The ARBiH pullback was completed by 11 am on 3 November, while the right flank of the ARBiH force pressed forward to capture the Kupreška Vrata Pass, 3 km away from Kupres. The Bosnian Croat special police and the 60th Guards Airborne Battalion entered Kupres shortly after noon, and the HVO completed capture of the town by 1:30 pm. The HVO proceeded to capture nearly the entire Kupres plateau, bringing the 1st, the 79th and the 80th Home Guards Regiments of the HVO to hold defensive positions on the plateau.
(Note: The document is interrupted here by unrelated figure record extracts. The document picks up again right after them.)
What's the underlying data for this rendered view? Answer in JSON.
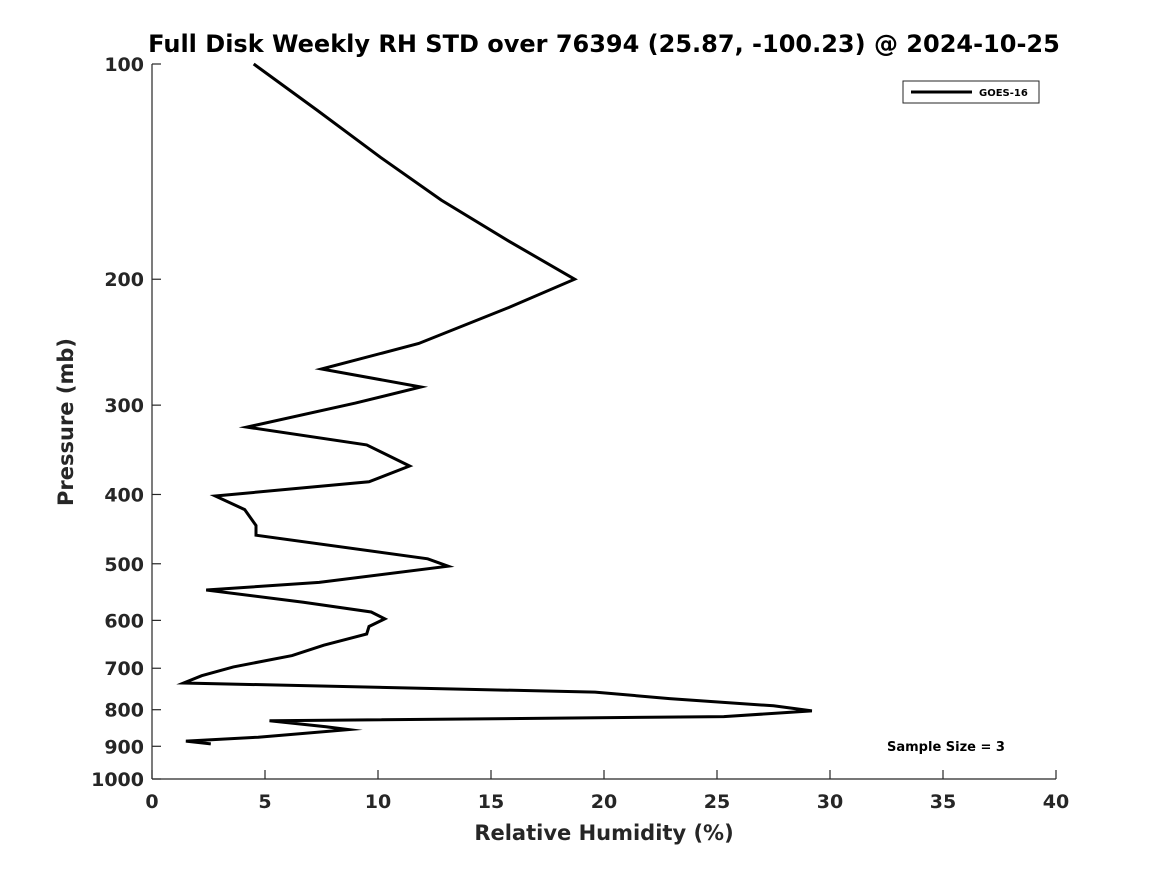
{
  "chart_data": {
    "type": "line",
    "title": "Full Disk Weekly RH STD over 76394 (25.87, -100.23) @ 2024-10-25",
    "xlabel": "Relative Humidity (%)",
    "ylabel": "Pressure (mb)",
    "xlim": [
      0,
      40
    ],
    "ylim": [
      1000,
      100
    ],
    "y_scale": "log",
    "x_ticks": [
      0,
      5,
      10,
      15,
      20,
      25,
      30,
      35,
      40
    ],
    "y_ticks": [
      100,
      200,
      300,
      400,
      500,
      600,
      700,
      800,
      900,
      1000
    ],
    "grid": false,
    "legend_position": "top-right",
    "series": [
      {
        "name": "GOES-16",
        "color": "#000000",
        "x": [
          4.5,
          7.3,
          10.1,
          12.8,
          15.8,
          18.7,
          15.8,
          11.8,
          7.5,
          11.9,
          9.0,
          4.2,
          9.5,
          11.4,
          9.6,
          2.8,
          4.1,
          4.6,
          4.6,
          12.2,
          13.1,
          7.4,
          2.4,
          6.7,
          9.7,
          10.3,
          9.6,
          9.5,
          7.6,
          6.2,
          3.6,
          2.2,
          1.4,
          19.6,
          22.9,
          27.5,
          29.2,
          25.3,
          5.2,
          7.7,
          8.7,
          4.7,
          1.5,
          2.6
        ],
        "y": [
          100,
          116,
          135,
          155,
          177,
          200,
          219,
          246,
          267,
          283,
          298,
          322,
          341,
          365,
          384,
          402,
          420,
          442,
          456,
          492,
          504,
          531,
          544,
          566,
          584,
          597,
          612,
          627,
          650,
          672,
          697,
          717,
          734,
          756,
          772,
          790,
          803,
          818,
          829,
          845,
          853,
          874,
          885,
          893
        ]
      }
    ],
    "annotations": [
      "Sample Size = 3"
    ]
  }
}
The VRS was unable to counter-attack in a timely manner, because it had no reserves in place for the task.

==Aftermath==
The ARBiH significantly shortened its positions held opposite the VRS and captured 130 km2 of territory, while the HVO captured nearly 400 km2 of the area around Kupres. Battle losses of the ARBiH amounted to 41 killed in action and 162 wounded troops. By 3 November, 4 HVO troops were killed and 15 wounded, and further 3 soldiers died and 5 were wounded in a VRS counter-attack near Zlosela at 11 am on 4 November.

The Battle of Kupres was the first concrete result of the renewed Bosniak-Croat alliance in the Bosnian War, and the advance to Kupres was the first military effort coordinated between the ARBiH and the HVO since the Washington Agreement. Following the victory, morale of the ARBiH and the HVO soared. Further advantages for them were the recapture of initiative from the VRS and full control of the Split–Livno–Kupres–Bugojno road, allowing improved logistics of the ARBiH and the HVO in the area, as well as greater volume of transport of arms and ammunition, especially after the United States unilaterally ended the arms embargo against Bosnia and Herzegovina in November 1994. The move in effect allowed the HV to supply itself as the arms shipments flowed through Croatia. Finally, the outcome of the Battle of Kupres secured the right flank of the Livanjsko field, which became especially significant later that month when Operation Winter '94 was launched by the HV and the HVO northwest of Livno in order to draw off a part of the force besieging Bihać and prevent capture of Bihać by the VRS. The battle is considered to be a significant contribution to subsequent success of the HV in the Croatian War of Independence and the Bosnian War.